BEIJING (Reuters Life!) - Amateur inventor Tao Xiangli scoured second-hand markets for two years in search of spare parts for more than just a broken appliance. He’s built a home-made submarine he hopes will give him his big break.
The 34 year-old constructed his vessel after failing to find fame or fortune with creations such as the massaging hair-washer and an automated shoe-polisher.
Tao’s submarine weighs 800 kgs (1,764 lb) and is 6.5 meters (21 feet) long, with a cramped interior that fits one person and features pressure gauges, monitoring cameras and, of course, an oxygen supply.
He has also installed headlights and is working on his own take on a periscope for the vessel, which he says can dive to depths of up to 10-metres.
The main body of the submarine is made out of simple metal barrels, one of his many ingenious economies that allowed him to keep his total budget to just 30,000 yuan ($4,400).
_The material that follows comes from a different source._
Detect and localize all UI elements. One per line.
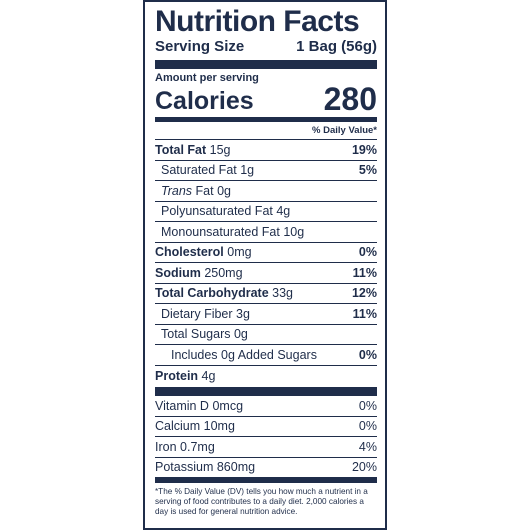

“A lot of the parts used in the submarine were purchased at the second-hand market. Parts that you could not find anywhere else are available at this market. It is also cheaper,” he said.
But it hasn’t been easy.
The lack of a government department that grants submarine licenses for individuals has prevented Tao from being able to legally use his invention.
The shortage of deep water in dry, inland Beijing, doesn’t help, either. But moving the heavy, unlicensed submarine is not easy so Tao chose a local reservoir for his test-dives.
The sight of a submarine in the green water takes most bystanders by surprise, and curious crowds gather around each time the young inventor takes it for an outing.
“I think it’s very interesting. I didn’t expect to see a submarine in the middle of the reservoir,” said a man who gave his name as Mr. Qi.
Tao hopes the challenge of building something beyond the reach of most individuals will attract funding from investors and wider public recognition of his efforts.
Born into a poor rural family in the eastern Anhui province, Tao had to drop out of primary school after less than five years when his family could not afford his education.
After relocating to the capital, he tried his hand at running a shop selling construction materials, but it made him unhappy.
He now works the night-shift at a karaoke bar, which frees his days for research and new inventions. All his earnings go to his creations and he hopes the submarine will allow him to dedicate more of his time to his hobby.
“At least I have tried. You only know what results you get after you make things happen. If I don’t pursue my dreams, nobody will know who I am. People won’t be able to find me,” he said.